Parameters

The parameters for CSNBDPV.

For the definitions of the return_code, reason_code, exit_data_length, and exit_data parameters, see Parameters common to all verbs.

rule_array_count
Direction: Input
Type: Integer
A pointer to an integer variable containing the number of elements in the rule_array variable. This value must be 0.
rule_array
Direction: Input
Type: String array
A pointer to a string variable containing an array of keywords that control the processing of the verb. Each element in the array must contain a valid keyword that is left-aligned and padded on the right as needed with space characters. The keyword must be in eight bytes of contiguous storage, left-aligned, and padded on the right with blanks. The rule_array keywords are described in Table 1
Table 1. Keywords for DK PIN Verify control information

Keywords for DK PIN Verify control information

Keyword Description
PIN-block format (One, optional)
ISO-1 Specifies that the PIN block identified by the ISO_encrypted_PIN_block parameter is in the ISO-1 format. This is the default.
ISO-4 Specifies that the PIN block identified by the ISO_encrypted_PIN_block parameter is in the ISO-4 format.
PAN_data_length
Direction: Input
Type: Integer
Specifies the length in bytes of the PAN_data parameter. The value must be in the range 10 - 19.
PAN_data
Direction: Input
Type: String
The PAN data which the PIN is associated. The full account number, including check digit, should be included.
card_data_length
Direction: Input
Type: Integer
Specifies the length in bytes of the card_data parameter. The value must be in the range 4 - 512.
card_data
Direction: Input
Type: String
The time-invariant card data (CDp) and the time-sensitive card data (CDt) which, together with the account number, specifies an individual card.
PIN_reference_value_length
Direction: Input
Type: Integer
Specifies the length in bytes of the PIN_reference_value parameter. This value must be 16.
PIN_reference_value
Direction: Input
Type: String
The 16-byte PIN reference value for comparison to the calculated value.
PRW_random_number_length
Direction: Input
Type: Integer
Specifies the length in bytes of the PRW_random_number parameter. The value must be 4.
PRW_random_number
Direction: Input
Type: String
The 4-byte random number associated with the PIN reference value.
ISO_encrypted_PIN_block_length
Direction: Input
Type: Integer
Specifies the length of data in bytes in the ISO_encrypted_PIN_block parameter. The value must be 8 for ISO-1 or 16 for ISO-4.
ISO_encrypted_PIN_block
Direction: Input
Type: String
A pointer to a string variable containing the encrypted PIN block in ISO-1 or ISO-4 format from which to extract the PIN.
PRW_key_identifier_length
Direction: Input
Type: Integer
Specifies the length in bytes of the PRW_key_identifier parameter. If the PRW_key_identifier contains a label, the length must be 64. Otherwise, the value must be at least the actual token length, up to 725.
PRW_key_identifier
Direction: Input/Output
Type: String
The identifier of the key to verify the PIN reference value. The key identifier is an operational token or the key label of an operational token in key storage. The key algorithm of this key must be AES, the key type must be PINPRW, and the key usage fields must indicate VERIFY, CMAC, and DKPINOP.

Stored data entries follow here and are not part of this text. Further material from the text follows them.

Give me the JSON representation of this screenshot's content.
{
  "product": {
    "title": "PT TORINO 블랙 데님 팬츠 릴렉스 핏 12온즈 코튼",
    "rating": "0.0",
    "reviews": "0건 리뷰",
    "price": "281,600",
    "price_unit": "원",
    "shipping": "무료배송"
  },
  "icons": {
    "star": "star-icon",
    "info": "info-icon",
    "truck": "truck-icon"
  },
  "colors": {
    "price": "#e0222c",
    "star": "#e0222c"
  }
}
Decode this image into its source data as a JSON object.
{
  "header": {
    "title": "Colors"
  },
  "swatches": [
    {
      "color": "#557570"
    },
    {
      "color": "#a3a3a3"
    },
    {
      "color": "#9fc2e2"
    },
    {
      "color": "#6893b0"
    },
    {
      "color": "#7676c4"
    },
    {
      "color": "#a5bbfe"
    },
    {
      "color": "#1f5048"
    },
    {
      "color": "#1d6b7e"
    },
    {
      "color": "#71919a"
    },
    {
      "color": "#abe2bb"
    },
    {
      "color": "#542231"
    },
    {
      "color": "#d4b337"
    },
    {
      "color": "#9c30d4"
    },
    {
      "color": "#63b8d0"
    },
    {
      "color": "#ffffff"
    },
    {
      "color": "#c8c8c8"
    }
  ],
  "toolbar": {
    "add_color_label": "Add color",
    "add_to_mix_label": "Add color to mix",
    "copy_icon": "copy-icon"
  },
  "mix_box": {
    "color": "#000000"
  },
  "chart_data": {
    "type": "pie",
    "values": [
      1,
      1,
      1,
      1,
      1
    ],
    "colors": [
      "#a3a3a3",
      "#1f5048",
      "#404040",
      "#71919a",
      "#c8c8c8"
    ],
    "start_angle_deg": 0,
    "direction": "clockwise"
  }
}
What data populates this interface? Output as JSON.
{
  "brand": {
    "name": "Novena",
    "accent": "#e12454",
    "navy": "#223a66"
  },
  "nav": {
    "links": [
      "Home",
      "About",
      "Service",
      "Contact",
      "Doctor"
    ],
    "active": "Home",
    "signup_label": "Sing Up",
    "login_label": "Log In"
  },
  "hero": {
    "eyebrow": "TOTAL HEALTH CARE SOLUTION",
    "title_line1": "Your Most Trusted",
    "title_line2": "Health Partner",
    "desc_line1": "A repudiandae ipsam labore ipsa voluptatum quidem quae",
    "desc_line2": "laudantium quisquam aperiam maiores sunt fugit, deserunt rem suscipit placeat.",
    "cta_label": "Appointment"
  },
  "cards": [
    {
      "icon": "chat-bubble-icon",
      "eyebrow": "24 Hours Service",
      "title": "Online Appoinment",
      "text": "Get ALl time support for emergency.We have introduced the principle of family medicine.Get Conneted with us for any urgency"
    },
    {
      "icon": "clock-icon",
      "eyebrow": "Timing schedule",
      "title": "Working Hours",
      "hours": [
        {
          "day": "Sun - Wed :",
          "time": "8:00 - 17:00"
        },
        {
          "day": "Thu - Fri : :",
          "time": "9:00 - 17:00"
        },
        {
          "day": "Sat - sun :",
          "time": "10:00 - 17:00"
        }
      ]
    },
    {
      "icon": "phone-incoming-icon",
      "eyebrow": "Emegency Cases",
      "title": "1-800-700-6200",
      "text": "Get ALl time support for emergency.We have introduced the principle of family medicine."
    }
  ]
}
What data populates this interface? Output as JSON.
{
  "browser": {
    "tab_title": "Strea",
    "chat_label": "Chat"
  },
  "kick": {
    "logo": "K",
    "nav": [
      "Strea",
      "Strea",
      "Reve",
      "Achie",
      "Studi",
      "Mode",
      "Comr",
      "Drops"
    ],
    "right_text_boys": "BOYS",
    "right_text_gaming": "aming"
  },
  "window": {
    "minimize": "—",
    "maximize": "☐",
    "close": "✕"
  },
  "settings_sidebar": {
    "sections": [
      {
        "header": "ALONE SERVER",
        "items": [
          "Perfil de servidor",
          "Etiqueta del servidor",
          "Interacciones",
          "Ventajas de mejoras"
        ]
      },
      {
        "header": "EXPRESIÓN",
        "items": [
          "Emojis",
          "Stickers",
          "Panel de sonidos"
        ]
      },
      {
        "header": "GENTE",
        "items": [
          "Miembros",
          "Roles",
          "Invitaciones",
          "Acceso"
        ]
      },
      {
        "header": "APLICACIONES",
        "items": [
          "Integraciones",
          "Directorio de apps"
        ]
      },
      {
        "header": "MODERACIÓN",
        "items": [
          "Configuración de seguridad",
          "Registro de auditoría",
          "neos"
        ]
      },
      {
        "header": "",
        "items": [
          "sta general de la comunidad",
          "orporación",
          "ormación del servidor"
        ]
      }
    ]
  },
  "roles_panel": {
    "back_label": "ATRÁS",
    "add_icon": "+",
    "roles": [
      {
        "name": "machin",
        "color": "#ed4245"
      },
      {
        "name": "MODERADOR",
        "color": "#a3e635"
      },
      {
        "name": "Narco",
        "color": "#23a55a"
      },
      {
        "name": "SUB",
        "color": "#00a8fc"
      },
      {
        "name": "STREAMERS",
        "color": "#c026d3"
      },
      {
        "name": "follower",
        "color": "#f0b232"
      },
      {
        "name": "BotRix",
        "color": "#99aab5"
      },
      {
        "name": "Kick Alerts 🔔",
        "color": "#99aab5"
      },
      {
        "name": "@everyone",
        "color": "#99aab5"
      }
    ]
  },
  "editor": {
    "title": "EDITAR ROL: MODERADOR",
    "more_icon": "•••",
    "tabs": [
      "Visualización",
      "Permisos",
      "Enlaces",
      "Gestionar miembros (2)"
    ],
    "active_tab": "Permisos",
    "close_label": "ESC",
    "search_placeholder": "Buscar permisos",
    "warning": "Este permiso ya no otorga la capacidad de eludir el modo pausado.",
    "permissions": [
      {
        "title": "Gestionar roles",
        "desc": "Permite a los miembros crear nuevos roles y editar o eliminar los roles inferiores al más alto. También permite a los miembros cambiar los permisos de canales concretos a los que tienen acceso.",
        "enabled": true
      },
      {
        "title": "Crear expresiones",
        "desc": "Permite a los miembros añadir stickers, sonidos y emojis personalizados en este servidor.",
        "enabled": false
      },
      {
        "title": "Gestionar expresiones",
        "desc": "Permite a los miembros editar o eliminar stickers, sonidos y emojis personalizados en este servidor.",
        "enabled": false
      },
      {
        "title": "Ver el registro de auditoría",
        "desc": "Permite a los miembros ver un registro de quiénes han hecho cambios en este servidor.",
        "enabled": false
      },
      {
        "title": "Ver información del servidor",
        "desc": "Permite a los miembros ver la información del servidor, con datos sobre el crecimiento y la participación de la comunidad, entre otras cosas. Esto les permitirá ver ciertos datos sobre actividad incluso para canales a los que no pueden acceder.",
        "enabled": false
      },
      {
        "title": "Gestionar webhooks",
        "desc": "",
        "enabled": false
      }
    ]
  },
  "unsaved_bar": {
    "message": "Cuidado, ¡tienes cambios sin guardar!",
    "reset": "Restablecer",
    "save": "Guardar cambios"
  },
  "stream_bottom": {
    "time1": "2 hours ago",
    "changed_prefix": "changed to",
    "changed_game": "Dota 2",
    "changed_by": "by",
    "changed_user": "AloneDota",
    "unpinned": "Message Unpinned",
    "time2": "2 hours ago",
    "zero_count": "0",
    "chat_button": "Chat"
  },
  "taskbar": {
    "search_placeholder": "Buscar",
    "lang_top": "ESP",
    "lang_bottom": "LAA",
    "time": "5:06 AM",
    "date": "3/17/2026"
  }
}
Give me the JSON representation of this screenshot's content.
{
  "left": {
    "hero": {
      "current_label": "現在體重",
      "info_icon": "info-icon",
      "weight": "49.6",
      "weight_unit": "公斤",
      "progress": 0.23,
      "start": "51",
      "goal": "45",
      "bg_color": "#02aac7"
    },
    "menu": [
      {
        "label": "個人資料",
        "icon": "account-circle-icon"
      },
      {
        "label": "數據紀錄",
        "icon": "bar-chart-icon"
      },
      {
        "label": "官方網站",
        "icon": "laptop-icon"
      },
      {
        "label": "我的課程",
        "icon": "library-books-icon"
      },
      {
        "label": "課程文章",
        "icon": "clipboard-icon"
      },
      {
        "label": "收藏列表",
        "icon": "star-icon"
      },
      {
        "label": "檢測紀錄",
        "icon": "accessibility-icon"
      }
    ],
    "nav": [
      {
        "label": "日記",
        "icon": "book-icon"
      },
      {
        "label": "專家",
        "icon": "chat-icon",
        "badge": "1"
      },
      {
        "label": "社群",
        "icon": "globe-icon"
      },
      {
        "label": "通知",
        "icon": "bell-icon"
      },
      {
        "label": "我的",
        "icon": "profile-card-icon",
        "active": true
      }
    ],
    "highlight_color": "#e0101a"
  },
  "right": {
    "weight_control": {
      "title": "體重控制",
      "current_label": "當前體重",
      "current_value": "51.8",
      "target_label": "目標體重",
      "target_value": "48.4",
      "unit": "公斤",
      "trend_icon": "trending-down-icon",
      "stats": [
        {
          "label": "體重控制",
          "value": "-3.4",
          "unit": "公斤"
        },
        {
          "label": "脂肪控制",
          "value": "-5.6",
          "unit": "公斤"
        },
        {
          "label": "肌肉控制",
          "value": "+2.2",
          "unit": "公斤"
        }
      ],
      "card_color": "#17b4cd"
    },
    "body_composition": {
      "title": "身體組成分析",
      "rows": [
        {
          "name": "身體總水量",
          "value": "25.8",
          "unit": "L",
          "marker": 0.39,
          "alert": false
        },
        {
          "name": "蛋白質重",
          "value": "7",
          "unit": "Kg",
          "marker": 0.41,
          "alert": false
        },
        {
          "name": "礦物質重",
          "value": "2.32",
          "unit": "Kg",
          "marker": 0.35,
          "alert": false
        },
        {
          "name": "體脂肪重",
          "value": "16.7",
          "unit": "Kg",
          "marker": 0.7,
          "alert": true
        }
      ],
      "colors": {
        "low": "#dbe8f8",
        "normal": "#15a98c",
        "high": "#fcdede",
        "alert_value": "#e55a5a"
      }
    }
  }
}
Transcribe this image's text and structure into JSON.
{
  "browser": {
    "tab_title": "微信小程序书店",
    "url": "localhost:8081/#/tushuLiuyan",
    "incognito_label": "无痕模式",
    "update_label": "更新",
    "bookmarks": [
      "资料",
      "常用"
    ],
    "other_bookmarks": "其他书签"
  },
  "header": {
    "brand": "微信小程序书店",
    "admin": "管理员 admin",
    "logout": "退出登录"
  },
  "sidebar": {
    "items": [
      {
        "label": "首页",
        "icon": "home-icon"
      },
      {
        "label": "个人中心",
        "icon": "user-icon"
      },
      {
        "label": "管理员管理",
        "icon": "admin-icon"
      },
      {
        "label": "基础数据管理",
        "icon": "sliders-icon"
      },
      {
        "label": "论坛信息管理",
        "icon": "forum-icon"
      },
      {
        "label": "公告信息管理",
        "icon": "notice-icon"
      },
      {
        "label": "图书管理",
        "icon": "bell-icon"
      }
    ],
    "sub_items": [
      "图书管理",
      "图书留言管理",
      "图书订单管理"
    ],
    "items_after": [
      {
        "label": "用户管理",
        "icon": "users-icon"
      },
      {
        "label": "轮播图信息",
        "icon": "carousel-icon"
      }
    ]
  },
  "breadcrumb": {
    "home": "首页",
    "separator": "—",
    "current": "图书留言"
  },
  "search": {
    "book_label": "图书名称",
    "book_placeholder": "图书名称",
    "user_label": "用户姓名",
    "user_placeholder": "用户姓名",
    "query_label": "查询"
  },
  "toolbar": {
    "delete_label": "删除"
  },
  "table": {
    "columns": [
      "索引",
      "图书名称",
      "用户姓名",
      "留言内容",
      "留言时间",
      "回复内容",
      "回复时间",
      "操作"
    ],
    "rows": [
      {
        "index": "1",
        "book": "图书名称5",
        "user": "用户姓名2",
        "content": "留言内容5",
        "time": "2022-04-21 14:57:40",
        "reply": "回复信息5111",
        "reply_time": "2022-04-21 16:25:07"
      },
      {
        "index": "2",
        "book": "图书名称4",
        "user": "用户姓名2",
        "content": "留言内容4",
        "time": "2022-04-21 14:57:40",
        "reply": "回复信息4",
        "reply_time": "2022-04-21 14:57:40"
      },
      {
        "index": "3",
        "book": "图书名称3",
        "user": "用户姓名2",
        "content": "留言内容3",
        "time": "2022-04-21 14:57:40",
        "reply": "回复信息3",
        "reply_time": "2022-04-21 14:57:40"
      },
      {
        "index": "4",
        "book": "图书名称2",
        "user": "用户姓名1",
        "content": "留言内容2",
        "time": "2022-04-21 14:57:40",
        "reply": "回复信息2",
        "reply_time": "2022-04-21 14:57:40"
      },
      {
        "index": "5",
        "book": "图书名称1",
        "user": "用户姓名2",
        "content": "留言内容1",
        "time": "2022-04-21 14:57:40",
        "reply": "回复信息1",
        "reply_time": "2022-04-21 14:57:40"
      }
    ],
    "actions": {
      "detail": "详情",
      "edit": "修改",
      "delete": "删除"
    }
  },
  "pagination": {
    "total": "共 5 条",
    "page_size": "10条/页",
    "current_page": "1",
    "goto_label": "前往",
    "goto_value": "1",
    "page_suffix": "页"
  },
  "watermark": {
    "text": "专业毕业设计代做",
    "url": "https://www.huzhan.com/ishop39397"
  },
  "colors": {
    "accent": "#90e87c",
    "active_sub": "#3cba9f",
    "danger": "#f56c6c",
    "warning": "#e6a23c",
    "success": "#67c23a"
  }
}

If the token supplied was encrypted under the old master key, the token is be returned encrypted under the current master key.

IPIN_encryption_key_identifier_length
Direction: Input
Type: Integer
Specifies the length in bytes of the IPIN_encryption_key_identifier parameter. Set the value to 64 for an ISO-1 PIN-block, or a maximum of 3500 for an ISO-4 PIN-block. A key label must be at least 64 bytes, and only the first 64 bytes of a key label are used.
IPIN_encryption_key_identifier
Direction: Input/Output
Type: String

A pointer to a string variable containing an operational fixed-length Triple-DES key-token or the key label of such a record in DES key-storage or, beginning with Release 5.4, an operational variable-length AES key-token or the key label of such a record in AES key-storage. The key token contains the inbound PIN encryption key used to recover the PIN from the ISO encrypted PIN block.

If the PIN block is in ISO-1 format, the key token must have a key type of IPINENC. In addition, the control vector must enable the verification of an encrypted PIN (EPINVER, CV bit 19 = B'1').

If the PIN block is in ISO-4 format, the key token must have a token algorithm of AES and a key type of PINPROT. In addition, the key usage fields must have the encryption operation set so that the key can be used for decryption but not encryption (DECRYPT), the encryption mode must be Cipher Block Chaining (CBC), the common control usage set to no field format specification (NOFLDFMT), and the inbound function usage set so that the key can be used to verify an encrypted PIN (EPINVER).